Então respirei fundo, reuni toda a coragem que não tinha e me sentei de frente para a mesa da Sonserina, eu ia fazer de tudo para ele olhar para mim e assim o faria perceber que queria conversar.
Aquele não era (com certeza) o melhor plano, mas eu não tinha outro então aquele me pareceu muito bom.
Só que o jantar começou e Draco não apareceu, eu não parava de olhar para os lados, ele não entrava no Salão Principal de jeito nenhum!
Comecei a sentir uma agonia me consumindo, por que ele não estava ali quando eu mais queria que estivesse?
Esperei o jantar terminar, até por que Hermione estava de olho em mim e ia ficar muito desconfiada se eu levantasse e saísse correndo do Salão como fizera há dois dias.
Quando os alunos começaram a se levantar das mesas eu olhei para Douglas Cohen e ele também me olhou, parecia estar me encorajando, só que depois ele fez um sinal com a cabeça, me chamando.
- Preciso resolver um assunto. – eu disse para Ron e Hermione e saí antes que eles pudessem fazer qualquer pergunta.

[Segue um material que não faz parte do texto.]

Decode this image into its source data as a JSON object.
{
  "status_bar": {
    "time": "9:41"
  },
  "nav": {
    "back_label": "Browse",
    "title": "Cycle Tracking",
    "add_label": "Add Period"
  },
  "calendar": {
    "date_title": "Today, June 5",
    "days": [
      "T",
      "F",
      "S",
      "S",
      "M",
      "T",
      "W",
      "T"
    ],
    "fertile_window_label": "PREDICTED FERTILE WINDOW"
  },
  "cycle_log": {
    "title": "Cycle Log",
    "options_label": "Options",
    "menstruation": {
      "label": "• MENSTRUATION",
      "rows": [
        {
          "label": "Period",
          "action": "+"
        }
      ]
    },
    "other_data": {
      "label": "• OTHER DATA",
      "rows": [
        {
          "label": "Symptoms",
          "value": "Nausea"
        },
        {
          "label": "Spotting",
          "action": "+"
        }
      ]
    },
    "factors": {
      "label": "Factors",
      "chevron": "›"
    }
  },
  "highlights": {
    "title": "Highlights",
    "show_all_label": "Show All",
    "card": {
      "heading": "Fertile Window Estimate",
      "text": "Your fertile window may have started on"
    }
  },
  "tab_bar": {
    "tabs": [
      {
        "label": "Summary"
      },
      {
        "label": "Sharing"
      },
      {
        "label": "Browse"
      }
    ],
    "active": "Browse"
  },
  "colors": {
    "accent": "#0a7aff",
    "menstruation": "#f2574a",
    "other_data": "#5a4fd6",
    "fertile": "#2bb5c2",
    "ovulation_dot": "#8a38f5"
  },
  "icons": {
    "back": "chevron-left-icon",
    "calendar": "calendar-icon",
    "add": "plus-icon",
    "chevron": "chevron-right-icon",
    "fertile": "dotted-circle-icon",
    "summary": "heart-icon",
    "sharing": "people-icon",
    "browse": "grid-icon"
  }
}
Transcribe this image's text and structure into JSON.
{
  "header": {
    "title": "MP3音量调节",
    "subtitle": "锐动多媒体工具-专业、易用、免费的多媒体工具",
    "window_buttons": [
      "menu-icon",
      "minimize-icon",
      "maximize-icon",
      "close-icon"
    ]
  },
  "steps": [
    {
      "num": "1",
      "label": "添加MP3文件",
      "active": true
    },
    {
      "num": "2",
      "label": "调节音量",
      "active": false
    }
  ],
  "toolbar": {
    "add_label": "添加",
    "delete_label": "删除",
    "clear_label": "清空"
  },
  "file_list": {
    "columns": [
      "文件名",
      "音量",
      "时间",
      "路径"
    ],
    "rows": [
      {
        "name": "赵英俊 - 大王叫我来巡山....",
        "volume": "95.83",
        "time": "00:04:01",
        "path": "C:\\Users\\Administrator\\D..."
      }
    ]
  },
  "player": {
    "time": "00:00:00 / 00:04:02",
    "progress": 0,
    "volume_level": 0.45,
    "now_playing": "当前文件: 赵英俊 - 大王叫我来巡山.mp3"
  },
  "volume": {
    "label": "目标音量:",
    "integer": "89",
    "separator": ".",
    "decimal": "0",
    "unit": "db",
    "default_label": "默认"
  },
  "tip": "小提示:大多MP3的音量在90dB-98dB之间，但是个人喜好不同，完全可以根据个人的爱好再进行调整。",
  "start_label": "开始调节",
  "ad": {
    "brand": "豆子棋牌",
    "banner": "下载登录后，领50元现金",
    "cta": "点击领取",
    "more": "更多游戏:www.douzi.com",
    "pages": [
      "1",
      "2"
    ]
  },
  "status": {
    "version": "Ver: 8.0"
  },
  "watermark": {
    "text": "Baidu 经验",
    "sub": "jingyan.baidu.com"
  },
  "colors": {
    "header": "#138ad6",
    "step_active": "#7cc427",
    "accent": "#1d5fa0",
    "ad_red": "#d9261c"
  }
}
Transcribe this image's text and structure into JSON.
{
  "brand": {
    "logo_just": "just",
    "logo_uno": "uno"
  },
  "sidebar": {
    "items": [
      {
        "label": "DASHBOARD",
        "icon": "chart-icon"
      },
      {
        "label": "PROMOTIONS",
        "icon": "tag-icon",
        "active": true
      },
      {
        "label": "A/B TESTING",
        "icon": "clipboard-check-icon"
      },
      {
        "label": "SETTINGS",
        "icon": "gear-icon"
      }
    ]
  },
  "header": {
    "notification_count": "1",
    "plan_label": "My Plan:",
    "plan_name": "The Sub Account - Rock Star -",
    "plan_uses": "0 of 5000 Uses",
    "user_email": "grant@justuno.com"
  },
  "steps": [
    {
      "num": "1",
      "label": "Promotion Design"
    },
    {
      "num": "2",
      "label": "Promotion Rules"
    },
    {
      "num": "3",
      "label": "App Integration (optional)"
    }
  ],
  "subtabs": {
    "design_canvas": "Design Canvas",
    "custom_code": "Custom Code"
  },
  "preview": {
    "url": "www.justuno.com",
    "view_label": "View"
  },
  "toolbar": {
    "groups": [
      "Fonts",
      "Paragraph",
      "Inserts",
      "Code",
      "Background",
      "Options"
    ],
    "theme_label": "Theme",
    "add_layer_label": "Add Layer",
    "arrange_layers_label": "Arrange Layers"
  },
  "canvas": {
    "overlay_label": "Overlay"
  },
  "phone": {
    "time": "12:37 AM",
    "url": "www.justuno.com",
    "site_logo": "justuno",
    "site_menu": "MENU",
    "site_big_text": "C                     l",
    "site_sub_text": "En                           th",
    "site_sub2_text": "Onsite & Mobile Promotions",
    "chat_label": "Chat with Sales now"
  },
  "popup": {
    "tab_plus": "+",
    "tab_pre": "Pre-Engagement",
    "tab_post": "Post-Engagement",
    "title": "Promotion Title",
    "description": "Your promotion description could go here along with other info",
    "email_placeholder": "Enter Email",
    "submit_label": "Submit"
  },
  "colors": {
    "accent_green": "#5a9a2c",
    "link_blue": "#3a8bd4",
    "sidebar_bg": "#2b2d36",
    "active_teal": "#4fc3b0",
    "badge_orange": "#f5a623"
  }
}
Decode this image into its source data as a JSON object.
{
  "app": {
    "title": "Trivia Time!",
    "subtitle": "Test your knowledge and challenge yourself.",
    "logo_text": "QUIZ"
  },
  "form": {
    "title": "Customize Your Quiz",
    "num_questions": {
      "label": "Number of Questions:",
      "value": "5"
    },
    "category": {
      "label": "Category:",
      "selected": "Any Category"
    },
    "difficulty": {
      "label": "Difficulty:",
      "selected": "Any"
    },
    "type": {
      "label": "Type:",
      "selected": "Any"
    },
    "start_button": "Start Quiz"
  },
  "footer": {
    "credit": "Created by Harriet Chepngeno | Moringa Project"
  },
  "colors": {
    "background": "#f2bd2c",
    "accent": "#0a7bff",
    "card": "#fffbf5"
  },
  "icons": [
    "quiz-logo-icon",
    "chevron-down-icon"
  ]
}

Eu fui até Douglas antes que ele seguisse para seu Salão Comunal, ele parou de andar e ficou me esperando, os outros alunos não pareceram perceber a nossa proximidade e a aura de segredo entre nós.
- Eu disse ao Draco que queria encontrá-lo depois do jantar – ele disse bem perto do meu ouvido – Você vai no meu lugar.
Eu olhei-o assustado, achei aquela ideia meio perigosa, considerando o fato de que Draco me queria o mais longe possível dele e que Douglas estava se comprometendo demais.
Ele me disse que Draco estaria numa sala no corredor Oeste no sexto andar.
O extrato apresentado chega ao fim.